Take a break: Try to plan your stops at fun places where possible, so everyone can get out of the car and release some of that built-up energy. Some motorway service stations have children’s play areas, if none of those are on your route then it may be worth looking at other places with a play area, just off the motorway. A break where children can run around is much more fun than a stop with nothing that interests them.
Stay connected: For the teens who can’t be separated from their smartphones, check out free Wi-Fi hotspots and consider budgeting some extra data for the journey. Keeping them entertained means you can concentrate on the road ahead. It’s important to remember that your youngsters won’t consider the consequences that come with distracting the driver, and with their natural ability to work the latest technology why not let them take the stress out of operating the infotainment system.
Another top tip is to remember the charging lead and adaptor for the car if necessary to avoid the nightmare of a dead phone battery.
Manage expectations: A family trip or holiday can be very exciting to children but be mindful that excitement can quickly turn to the dreaded “are we there yet?” if you don’t prepare.
Boredom is one of the worst things about a journey for children, so try and give them something to do. Involve them in the journey if you can – we all remember as a child counting caravans or a certain colour or make of car; why not give this a try.
Technology can also help to entertain, if your children can be entertained with a programme to watch or an electronic game to play, it’s worth downloading them before you set off. Remember: if children are occupied they aren’t distracting the driver.
Dress appropriately: Comfy clothes and layers rather than a big jumper make it easier for your little ones to keep comfortable and, depending on the age of your children, easy access to a change of clothes might be a good idea.
Safety snacks: If you are taking drinks and snacks for the journey choose them carefully, you don’t want to risk a choking situation or anything too sugary that boosts energy or makes them feel sick.
Be Prepared: Travelling with a full car including luggage, kids and possibly even the family dog can be very stressful however those worries need not materialise if you give yourself plenty of time to plan, pack and prepare. Think about what you might need to reach on the journey and keep these things to hand. If your children are old enough, involve them in gathering what they might need and share responsibility when it comes to the packing.
Four-Legged Friends: If you have a furry member of the family with you, a good walk before you leave is essential along with plenty of stops along the way. For more advice on travelling with pets, click here.
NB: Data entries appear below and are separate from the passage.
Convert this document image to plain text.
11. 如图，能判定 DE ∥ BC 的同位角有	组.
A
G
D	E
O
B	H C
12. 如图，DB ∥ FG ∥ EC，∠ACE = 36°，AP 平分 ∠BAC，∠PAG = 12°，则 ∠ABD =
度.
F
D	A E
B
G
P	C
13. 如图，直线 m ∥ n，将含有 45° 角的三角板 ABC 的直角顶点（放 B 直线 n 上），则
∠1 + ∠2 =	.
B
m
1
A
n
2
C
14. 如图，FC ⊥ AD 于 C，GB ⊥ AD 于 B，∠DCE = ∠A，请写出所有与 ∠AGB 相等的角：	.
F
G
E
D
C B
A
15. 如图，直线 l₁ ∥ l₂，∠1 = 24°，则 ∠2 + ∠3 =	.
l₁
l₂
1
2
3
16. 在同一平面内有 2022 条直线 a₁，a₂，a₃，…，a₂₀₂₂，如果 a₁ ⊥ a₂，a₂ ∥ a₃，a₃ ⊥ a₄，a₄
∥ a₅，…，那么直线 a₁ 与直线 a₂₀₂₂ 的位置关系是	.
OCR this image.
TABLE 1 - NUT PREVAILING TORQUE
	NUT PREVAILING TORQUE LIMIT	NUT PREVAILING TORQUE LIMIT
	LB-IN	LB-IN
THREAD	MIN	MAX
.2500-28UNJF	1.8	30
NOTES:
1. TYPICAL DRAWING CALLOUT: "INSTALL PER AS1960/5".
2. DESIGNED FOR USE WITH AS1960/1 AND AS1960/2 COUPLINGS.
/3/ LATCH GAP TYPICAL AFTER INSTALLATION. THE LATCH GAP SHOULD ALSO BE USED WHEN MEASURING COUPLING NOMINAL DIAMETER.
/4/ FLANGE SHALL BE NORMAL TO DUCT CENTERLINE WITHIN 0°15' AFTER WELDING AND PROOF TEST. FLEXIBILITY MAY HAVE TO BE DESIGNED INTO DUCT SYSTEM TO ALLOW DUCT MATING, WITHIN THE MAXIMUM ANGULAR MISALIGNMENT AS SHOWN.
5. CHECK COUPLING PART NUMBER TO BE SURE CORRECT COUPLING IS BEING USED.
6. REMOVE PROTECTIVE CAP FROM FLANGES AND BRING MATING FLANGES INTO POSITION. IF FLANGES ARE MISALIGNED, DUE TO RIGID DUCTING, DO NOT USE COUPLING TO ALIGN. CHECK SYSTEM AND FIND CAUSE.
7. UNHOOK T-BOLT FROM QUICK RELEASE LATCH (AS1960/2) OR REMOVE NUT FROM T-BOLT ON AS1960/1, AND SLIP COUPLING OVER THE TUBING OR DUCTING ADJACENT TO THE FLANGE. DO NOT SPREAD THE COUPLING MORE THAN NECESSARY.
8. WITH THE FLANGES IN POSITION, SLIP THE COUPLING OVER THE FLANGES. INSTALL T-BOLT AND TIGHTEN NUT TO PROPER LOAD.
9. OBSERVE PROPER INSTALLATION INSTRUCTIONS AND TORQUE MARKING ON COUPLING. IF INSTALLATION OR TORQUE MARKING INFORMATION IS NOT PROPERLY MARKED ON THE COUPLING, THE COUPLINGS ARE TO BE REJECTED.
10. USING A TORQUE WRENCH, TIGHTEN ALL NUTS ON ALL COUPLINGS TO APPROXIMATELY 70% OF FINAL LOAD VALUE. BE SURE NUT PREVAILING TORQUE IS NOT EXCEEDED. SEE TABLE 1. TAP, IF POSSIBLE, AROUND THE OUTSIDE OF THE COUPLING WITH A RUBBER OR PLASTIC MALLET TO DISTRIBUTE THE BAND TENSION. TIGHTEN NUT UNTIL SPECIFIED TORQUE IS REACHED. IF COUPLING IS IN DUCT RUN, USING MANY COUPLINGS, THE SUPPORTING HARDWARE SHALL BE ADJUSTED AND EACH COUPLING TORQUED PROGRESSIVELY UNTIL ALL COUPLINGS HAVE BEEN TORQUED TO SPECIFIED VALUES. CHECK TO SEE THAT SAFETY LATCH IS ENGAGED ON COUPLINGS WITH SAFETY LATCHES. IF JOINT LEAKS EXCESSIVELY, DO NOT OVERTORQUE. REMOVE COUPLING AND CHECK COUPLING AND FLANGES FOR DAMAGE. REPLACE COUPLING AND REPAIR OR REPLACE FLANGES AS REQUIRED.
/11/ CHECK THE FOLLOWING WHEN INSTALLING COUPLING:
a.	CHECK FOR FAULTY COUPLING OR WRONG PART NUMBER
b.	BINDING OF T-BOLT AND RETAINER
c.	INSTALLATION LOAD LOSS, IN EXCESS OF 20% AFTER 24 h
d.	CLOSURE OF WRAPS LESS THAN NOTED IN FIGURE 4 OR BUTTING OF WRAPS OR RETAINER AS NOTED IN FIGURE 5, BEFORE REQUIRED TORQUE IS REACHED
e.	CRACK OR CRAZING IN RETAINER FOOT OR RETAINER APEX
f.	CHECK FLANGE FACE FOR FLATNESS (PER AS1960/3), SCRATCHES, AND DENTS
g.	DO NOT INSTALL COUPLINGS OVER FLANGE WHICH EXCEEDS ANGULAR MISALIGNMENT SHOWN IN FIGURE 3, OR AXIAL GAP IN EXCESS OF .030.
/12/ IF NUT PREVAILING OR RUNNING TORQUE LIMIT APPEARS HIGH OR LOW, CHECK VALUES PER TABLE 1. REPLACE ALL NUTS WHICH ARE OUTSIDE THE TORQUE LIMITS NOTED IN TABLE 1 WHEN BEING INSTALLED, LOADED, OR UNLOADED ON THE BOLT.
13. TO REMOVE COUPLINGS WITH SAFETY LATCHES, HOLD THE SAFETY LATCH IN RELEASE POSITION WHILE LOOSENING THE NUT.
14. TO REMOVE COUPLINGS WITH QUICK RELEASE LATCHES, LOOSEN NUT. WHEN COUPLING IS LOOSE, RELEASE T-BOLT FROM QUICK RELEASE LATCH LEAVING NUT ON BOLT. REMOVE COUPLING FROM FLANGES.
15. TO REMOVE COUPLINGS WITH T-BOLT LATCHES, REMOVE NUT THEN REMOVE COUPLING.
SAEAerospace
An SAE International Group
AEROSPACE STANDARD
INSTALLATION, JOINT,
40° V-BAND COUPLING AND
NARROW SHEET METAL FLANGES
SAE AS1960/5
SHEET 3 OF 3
Rebecca Ashton, Head of Policy and Research at IAM RoadSmart advises that: “Before any journey it’s important to remember to do your vehicle checks. If you’re planning on leaving early to get a head start on the traffic, it’s always worth considering doing them the night before you set off. Finally check the route on the morning of your journey for any unexpected road closures or delays. Being prepared is the best way to start off your trip.”
Travelling with children needn't be a hassle with a bit of know-how and our helpful guide ensures that you too can enjoy your trip from the moment you set foot in the car.